Edward Wesson was a master English watercolorist. He is renown for the simplicity of his work – clear color masses, defined work. It is his economy of color and shape that are attractive to many painters as he says a lot with very little.
I, on the other hand, am prone to overdo and use rather bright colors. My perspective is often wonky. To counter this, I look for painters, such as Wesson or Seago or Hannema or Kautzky whose work I admire for its elegant use of colors or lines or both. Copying another artist is good intellectually, as it requires thinking about what the artist did, and how. Great practice! Today, I chose Wesson. Below is my interpretation.
My mountain in the distance is more detailed than Wesson’s. I chose to make the trees on the shore in the midground lighter than in his painting as I think he meant to do it, but had laid in the dark of the hill on the left already. My beach comes nowhere as beautiful as his – too much detail.
My husband remarked that this is definitely something he would define as NOT “my” style. I agree. I was looking to create something a bit spare, and to a degree I did, but I had to blot the sky (too dark) and re-wet the mountain. I like the middle ground green hills, and the reflections on the water. My beach sucks! All in an afternoon’s work.
Water and sky are the major themes these days. I really like them anyway, but have to work on reflections in particular. For instance, along the banks, the reflection of reeds is very important, as in the distant water / tree line. I try to be simple in my approach and perhaps a bit less dramatic or intense in my colors, but that seems to be really hard for me to achieve! I had a lot of fun with this painting, though, and am rather pleased with its outcome despite the fact it is not quite what I envisioned. But, it does catch that peculiar storm light, I think.
Springtime – moving into summer – and after finishing up a sweater I just had to cut loose. The watercolors were out, a piece of paper that wasn’t too warped from another painting, and I just went to work. This wasn’t really planned, but I did use resist to keep areas white, as well as decided to throw in a building, flowers, and a tree. A transitional world – sweater to watercolor portending hot weather next week.

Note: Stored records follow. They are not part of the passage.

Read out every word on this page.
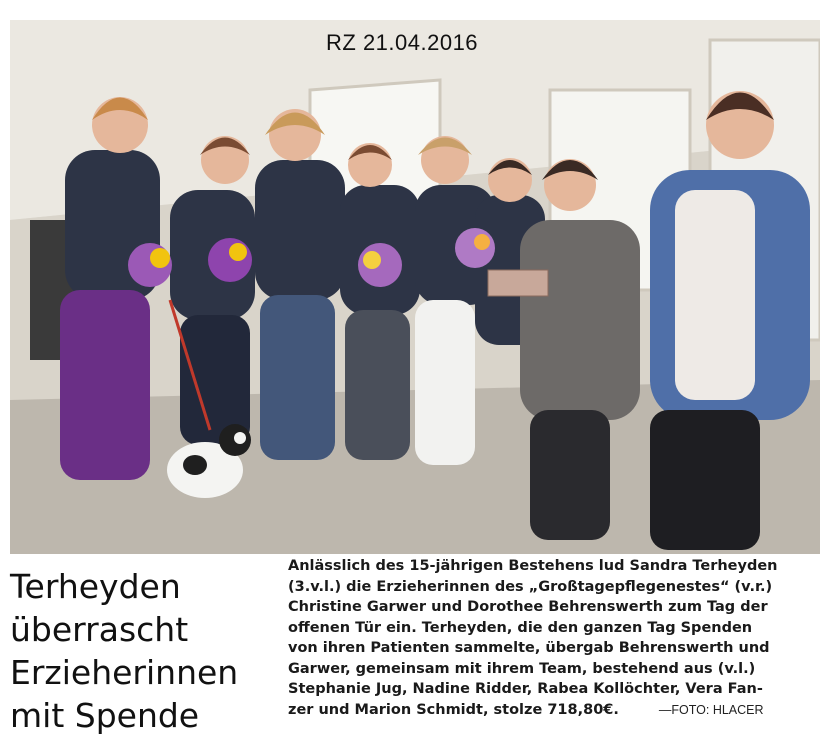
RZ 21.04.2016
Terheyden
überrascht
Erzieherinnen
mit Spende
Anlässlich des 15-jährigen Bestehens lud Sandra Terheyden
(3.v.l.) die Erzieherinnen des „Großtagepflegenestes“ (v.r.)
Christine Garwer und Dorothee Behrenswerth zum Tag der
offenen Tür ein. Terheyden, die den ganzen Tag Spenden
von ihren Patienten sammelte, übergab Behrenswerth und
Garwer, gemeinsam mit ihrem Team, bestehend aus (v.l.)
Stephanie Jug, Nadine Ridder, Rabea Kollöchter, Vera Fan-
zer und Marion Schmidt, stolze 718,80€.	—FOTO: HLACER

This is one of the most stunning images I have seen on Pixabay, which has a lot of wonderful royalty-free photos; here is the direct link to it: https://pixabay.com/photos/fog-moor-moorland-birch-tree-mood-1717410/
This photo is moody and mysterious, and you can certainly imagine how spooky it could be to come upon suddenly, lost in a whirl of fog on a lonely moorland. I tried to capture it in my own watercolor.
This painting is significantly different than some of my other paintings. I used the wet-in-wet technique throughout the painting, creating several layers of glazes before adding the details of grasses. These I did using negative painting over the washes. Then, more solid brushwork for the tree, branches, and scrub in the lower corners.
16 x 20 Arches 140# cold press paper.
Today is a calm, slightly muggy day. Where I live, no open water running through a flat land, few clouds. Instead, there are mountains and the little bit of green we get with spring rains is giving way to brown. Much as I love where I live, and find its austerity beautiful, I also crave wet, hot days. This will have to do.
I have been knitting a lot over the past few days – so – get that pen and ink out and don’t worry about the results!
The local botanical garden is open at last! It has been closed since Ventura County closed trails, stores, and such, as well as issued a shelter-in-place order to keep the spread of the coronavirus at a minimum. Some places are beginning to open up, though the shelter-in-place order is on until the end of May.
It was such a treat – a real slice of heaven – to be able to walk around the garden again. Many of the spring flowers have gone, like the poppies, but many of the flowering trees are in bloom. The palo verde tree at the top of the hill has leafed out in all its delicate bright yellow-green glory. It is so graceful and lovely in spring that it could not be overlooked – here it is for today’s painting.